Oh, and one more message from Angus:
“Happy pride month to all you divine siblings out there!”
Tosha Jorden uses They Them Their Pronouns and identifies as a queer, Afro-Indigenous person of color, who was born in Denver, CO. Tosha Jorden was raised by two parents who were raised in Gary Indiana, who later moved to Colorado to seek a better life. Tosha Jorden has learned from a very young age how to navigate their soul between many walks of life. One walk of life being one of the most dangerous places to live in the United States, Gary Indiana, to one of that has a lot of financial stability, Boulder, CO.

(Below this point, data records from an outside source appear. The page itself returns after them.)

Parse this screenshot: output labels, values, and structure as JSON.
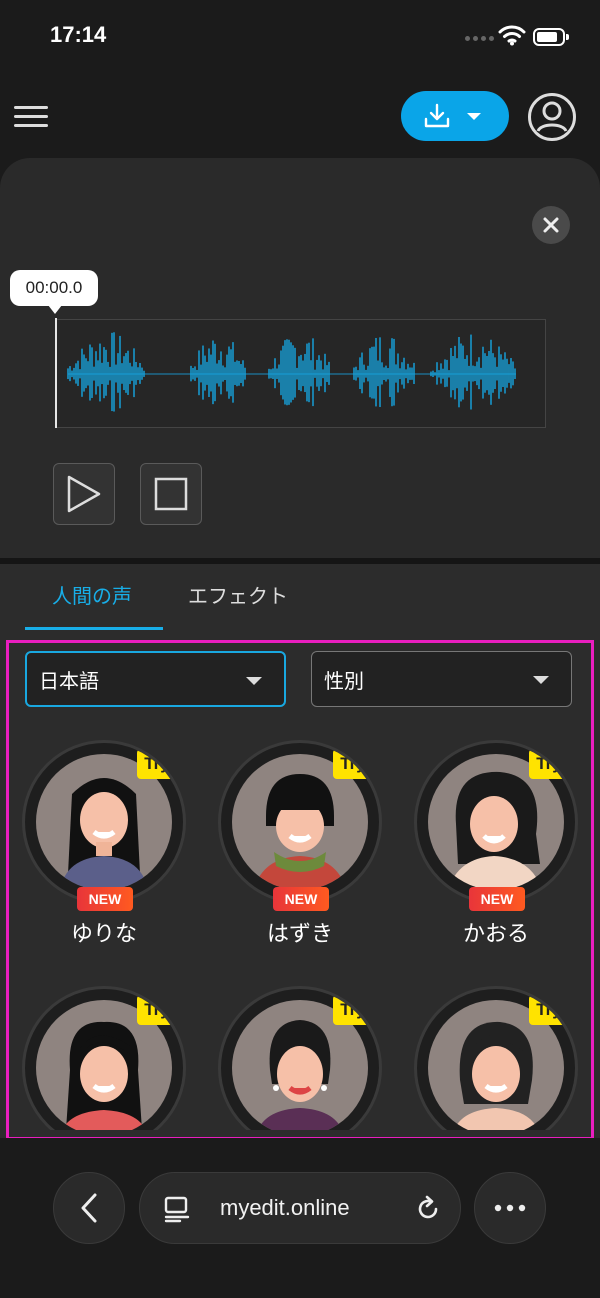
{
  "status_bar": {
    "time": "17:14"
  },
  "editor": {
    "timestamp": "00:00.0"
  },
  "tabs": [
    {
      "label": "人間の声"
    },
    {
      "label": "エフェクト"
    }
  ],
  "filters": {
    "language": "日本語",
    "gender": "性別"
  },
  "voices": [
    {
      "name": "ゆりな",
      "try": "Try",
      "badge": "NEW"
    },
    {
      "name": "はずき",
      "try": "Try",
      "badge": "NEW"
    },
    {
      "name": "かおる",
      "try": "Try",
      "badge": "NEW"
    },
    {
      "name": "",
      "try": "Try",
      "badge": ""
    },
    {
      "name": "",
      "try": "Try",
      "badge": ""
    },
    {
      "name": "",
      "try": "Try",
      "badge": ""
    }
  ],
  "browser": {
    "url": "myedit.online"
  },
  "colors": {
    "accent": "#18aee8",
    "highlight": "#e91ebf",
    "try_badge": "#ffe300"
  }
}
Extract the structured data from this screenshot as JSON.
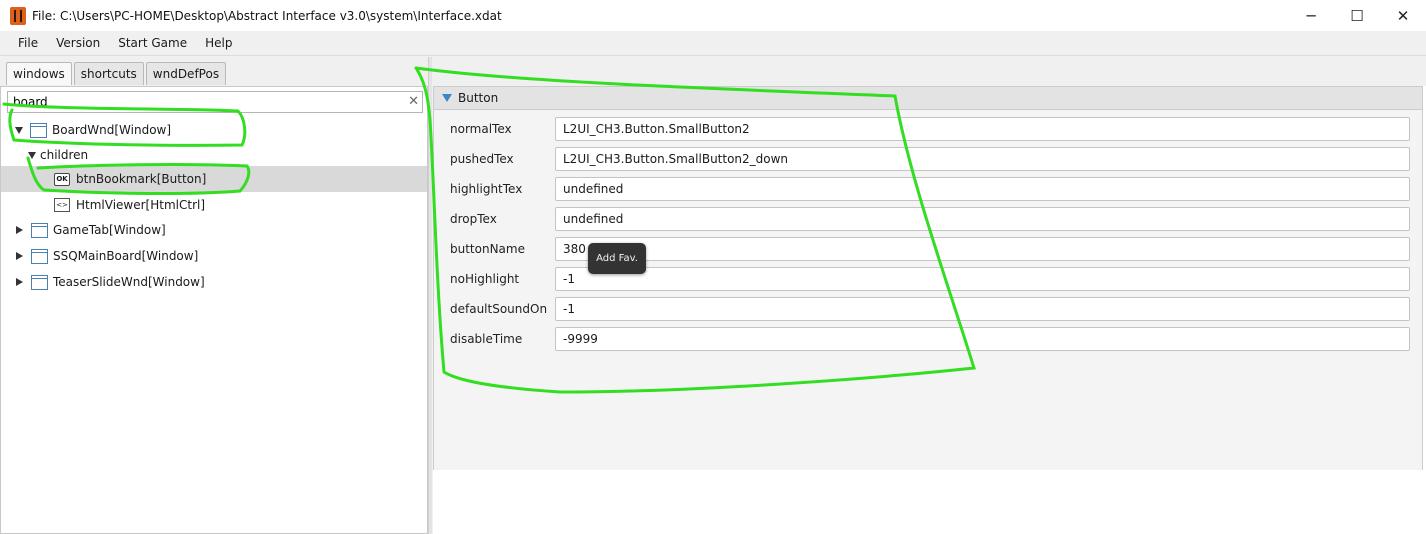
{
  "window": {
    "title": "File: C:\\Users\\PC-HOME\\Desktop\\Abstract Interface v3.0\\system\\Interface.xdat",
    "minimize": "─",
    "maximize": "☐",
    "close": "✕"
  },
  "menu": {
    "items": [
      {
        "label": "File"
      },
      {
        "label": "Version"
      },
      {
        "label": "Start Game"
      },
      {
        "label": "Help"
      }
    ]
  },
  "left": {
    "tabs": [
      {
        "label": "windows"
      },
      {
        "label": "shortcuts"
      },
      {
        "label": "wndDefPos"
      }
    ],
    "search": {
      "value": "board",
      "clear": "✕"
    },
    "tree": [
      {
        "label": "BoardWnd[Window]"
      },
      {
        "label": "children"
      },
      {
        "label": "btnBookmark[Button]",
        "icon_text": "OK"
      },
      {
        "label": "HtmlViewer[HtmlCtrl]",
        "icon_text": "<>"
      },
      {
        "label": "GameTab[Window]"
      },
      {
        "label": "SSQMainBoard[Window]"
      },
      {
        "label": "TeaserSlideWnd[Window]"
      }
    ]
  },
  "right": {
    "section_title": "Button",
    "properties": [
      {
        "name": "normalTex",
        "value": "L2UI_CH3.Button.SmallButton2"
      },
      {
        "name": "pushedTex",
        "value": "L2UI_CH3.Button.SmallButton2_down"
      },
      {
        "name": "highlightTex",
        "value": "undefined"
      },
      {
        "name": "dropTex",
        "value": "undefined"
      },
      {
        "name": "buttonName",
        "value": "380"
      },
      {
        "name": "noHighlight",
        "value": "-1"
      },
      {
        "name": "defaultSoundOn",
        "value": "-1"
      },
      {
        "name": "disableTime",
        "value": "-9999"
      }
    ],
    "tooltip": "Add Fav."
  },
  "colors": {
    "annotation_green": "#33dd22",
    "section_arrow": "#3a86c8"
  }
}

Tosha Uses Music (Freestyle Rap), animation dance, and theater to portray their understandings of systemic oppression. Tosha is currently a Youth Violence and Prevention Educator and a Somatic Counselor and has an MA from Naropa University in Somatic (Dance Movement Therapy). Tosha’s intention in their journey is to remember the worlds they navigate, what their ancestors have to say, and how to empower themselves and people they engage with to be a vessel for embodied social justice and a vessel for healing.
Dance has been a healing path for a lifetime. Tosha met their mentor Melissa Michaels in 2012. Melissa Michaels has opened up the door for healing and somatic therapy for Tosha way before Tosha understood that dance/movement therapy was actually a path in the West. Melissa in many ways has supported Tosha in understanding their healing journey and life purpose. Melissa has supported them in integrating their truth, finding ground beneath them, and confidence in their own path. Melissa has given Tosha platforms to embrace their true theatrical expression, and from that, they understood and found their calling in theater as a tool for activism and change.
Abigail Rita Lubahn, MA, LPC, R-DMT, graduated from Naropa University with a Masters of Arts in Somatic Counseling Psychology with a concentration in Dance/Movement Therapy. Abigail has worked with NorthStar Transitions, an Addiction Recovery clinic offering Partial Hospitalization and Intensive Outpatient Treatment Program running group, individual, couples and family therapy. Abigail also works as a SomaSource Practitioner and independent contractor with Golden Bridge Organization since 2014 and has a private practice located in Boulder. Prior to employment with NorthStar Transitions Abigail worked as an emergency clinician in hospitals, jails, detox and crisis clinic with Boulder Mental Health Partners. She was also trained in various trauma-informed treatment modalities addressing developmental and early childhood trauma. She has worked with international populations using mindfulness-based, creative arts and movement therapies emphasizing client-centered interventions. Much of her orientation focuses on cultivating radical acceptance and compassion in the recovery and healing process from trauma, eating disorders, personality disorders and addiction. Outside of clinical settings, Abigail also works as creative support staff and professional dancer to a Brazilian dance company Samba Colorado and an assistant Capoeira instructor with United Capoeira Association. She has participated in facilitating and collaborative creative performance art programs while in the Naropa Graduate Program. She is currently developing a private practice based in Boulder and continuing to build bridges between various dance communities.